Джину напрягся. Мышцы будто налились тяжестью, а по телу, от шеи до кончиков пальцев, прошли тонкие фиолетовые молнии. Они вспыхивали резко, болезненно, словно ожоги — живое напоминание об ошибках, о прошлом, которое не уходит.
Она молча легла на его кровать.
«Если бы у меня была семья... Я бы всё сделала, чтобы выбраться. Ради них. Ради хоть какой-то надежды», — проговорила она тихо.
Он стоял спиной, сжав кулаки так, что побелели костяшки. Молнии вспыхнули сильнее.
«Ты не я, Руми!» — взорвался он. — «Ты не понимаешь! Потому что родилась в достатке! Ты не видела того ужаса, что видел я!»
Руми резко села, глаза сверкнули, голос задрожал от злости и боли.
«Да какая разница?!» — выкрикнула она. — «В итоге мы оба в одной и той же яме! Только ты по одной причине, а я — по другой! Мы оба страдаем, Джину!»
Он замолчал, резко обернулся. Их взгляды встретились — два мира, сломанные, чужие, но так отчаянно тянущиеся друг к другу.
«Джину...» — мягко повторила она, чуть тише. — «Ты не один в этом. Не сейчас».
«Ты не плохой человек. Ты оступился. Но я не понимаю, почему ты опустил руки...» — голос Руми дрожал, но в нём звучала решимость.
«Руми...» — прошептал он, как предостережение.
«Мы обязаны попробовать снова. Понимаешь?» — она поднялась, подошла ближе, заглядывая ему в глаза.
«Руми!» — голос его стал резким, будто удар.
«Я не хочу страдать и не хочу, чтобы всё было вот так!» — воскликнула она, сжимая кулаки.
«Руми!» — он шагнул вперёд, резко, почти беззвучно, и оказался совсем рядом. Его глаза впились в неё — острые, хищные, как когти зверя, обнажившегося перед боем. От него исходило напряжение, словно воздух вокруг сжался.
«Я не ты! Тебе не понять!» — сорвалось с его губ. Она сглотнула и опустила голову, не в силах выдержать его взгляда. Слова дрогнули, будто она наконец призналась себе в чём-то давно скрытом.
«Ты слабак, Джину», — сказала она, осмелившись впервые взглянуть в лицо его страху.
Слова ударили, как плеть. Он едва заметно дёрнулся, и в глазах что-то погасло. Это задело его глубже, чем любые раны. Он не скрывал этого — пусть и стоял молча, сжав челюсть, будто удерживая крик внутри.
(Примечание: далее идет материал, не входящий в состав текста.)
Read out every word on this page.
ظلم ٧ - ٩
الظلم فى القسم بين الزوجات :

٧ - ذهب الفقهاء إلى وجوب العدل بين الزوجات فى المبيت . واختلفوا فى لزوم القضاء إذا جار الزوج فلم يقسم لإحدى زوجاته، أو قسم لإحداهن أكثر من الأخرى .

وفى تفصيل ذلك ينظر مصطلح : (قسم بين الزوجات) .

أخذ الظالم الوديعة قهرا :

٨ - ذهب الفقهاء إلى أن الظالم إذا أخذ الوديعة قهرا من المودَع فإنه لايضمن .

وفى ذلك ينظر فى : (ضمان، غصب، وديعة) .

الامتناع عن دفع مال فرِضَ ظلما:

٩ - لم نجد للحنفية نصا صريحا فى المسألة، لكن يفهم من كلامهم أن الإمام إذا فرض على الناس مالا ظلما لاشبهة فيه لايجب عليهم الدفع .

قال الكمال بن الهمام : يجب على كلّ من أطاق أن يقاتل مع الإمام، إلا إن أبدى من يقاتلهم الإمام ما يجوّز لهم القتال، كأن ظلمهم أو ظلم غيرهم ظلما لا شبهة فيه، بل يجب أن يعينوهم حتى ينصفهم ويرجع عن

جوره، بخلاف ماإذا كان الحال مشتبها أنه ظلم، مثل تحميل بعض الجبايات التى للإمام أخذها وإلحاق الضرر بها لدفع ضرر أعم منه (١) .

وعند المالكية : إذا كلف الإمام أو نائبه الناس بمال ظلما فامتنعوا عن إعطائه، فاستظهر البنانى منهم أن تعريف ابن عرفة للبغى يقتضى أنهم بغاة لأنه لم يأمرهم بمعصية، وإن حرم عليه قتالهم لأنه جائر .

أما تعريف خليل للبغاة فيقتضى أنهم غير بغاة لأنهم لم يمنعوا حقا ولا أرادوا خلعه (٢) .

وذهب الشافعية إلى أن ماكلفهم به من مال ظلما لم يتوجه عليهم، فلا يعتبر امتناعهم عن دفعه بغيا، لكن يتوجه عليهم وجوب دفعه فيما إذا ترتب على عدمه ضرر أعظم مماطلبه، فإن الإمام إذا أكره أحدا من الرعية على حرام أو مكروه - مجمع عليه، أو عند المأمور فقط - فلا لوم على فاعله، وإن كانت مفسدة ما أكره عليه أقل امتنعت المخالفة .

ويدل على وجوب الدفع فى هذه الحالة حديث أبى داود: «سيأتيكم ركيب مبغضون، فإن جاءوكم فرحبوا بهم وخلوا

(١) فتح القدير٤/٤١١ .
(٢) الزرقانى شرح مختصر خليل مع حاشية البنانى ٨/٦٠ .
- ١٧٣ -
«Пойми ты!» — голос её стал напряжённым, почти ломким. — «Если мы не будем пытаться... не будем надеяться... то мы навсегда останемся узниками. Понял? Узниками самих себя, прошлого, страха!»
Она замолчала, дыша тяжело, будто каждое слово рвалось из груди сквозь боль.
Он не ответил. Только смотрел на неё. Молча. А вокруг него снова дрогнул воздух, и по плечам пробежала тонкая, дрожащая фиолетовая вспышка.
«Да, так произошло. Это ужасно», — тихо произнесла она, подбирая слова, будто каждое было на вес золота. — «Мне не понять твоего мотива. Я не прожила того, что ты. Но, Джину...»
Она шагнула ближе и медленно коснулась его щеки ладонью, тёплой, лёгкой, будто бы хотела удержать его взгляд, вытащить из мрака.
«Ты не демон», — сказала она почти шёпотом, нежно направляя его лицо к себе.
Он вздрогнул, как от прикосновения к жизни, от чего-то давно забытого.
«Ты мой спаситель. С тобой я чувствую себя свободно...» — продолжила она, глядя прямо в его потемневшие глаза. — «Я чувствую, что доверяя тебе, я не ошибаюсь. Это правильно. Ты видел меня настоящую. А я увидела тебя...»
Он не шелохнулся, лишь слушал, жадно, будто боялся потерять хоть одно слово. И в его глазах медленно таяла тьма.
Джину резко убрал её руки с щёки и отвернулся, плечи напряжены, как будто под грузом невысказанных слов.
«Я слабак, Руми», — прохрипел он, не поворачивая головы, голос дрожал от подавленной боли.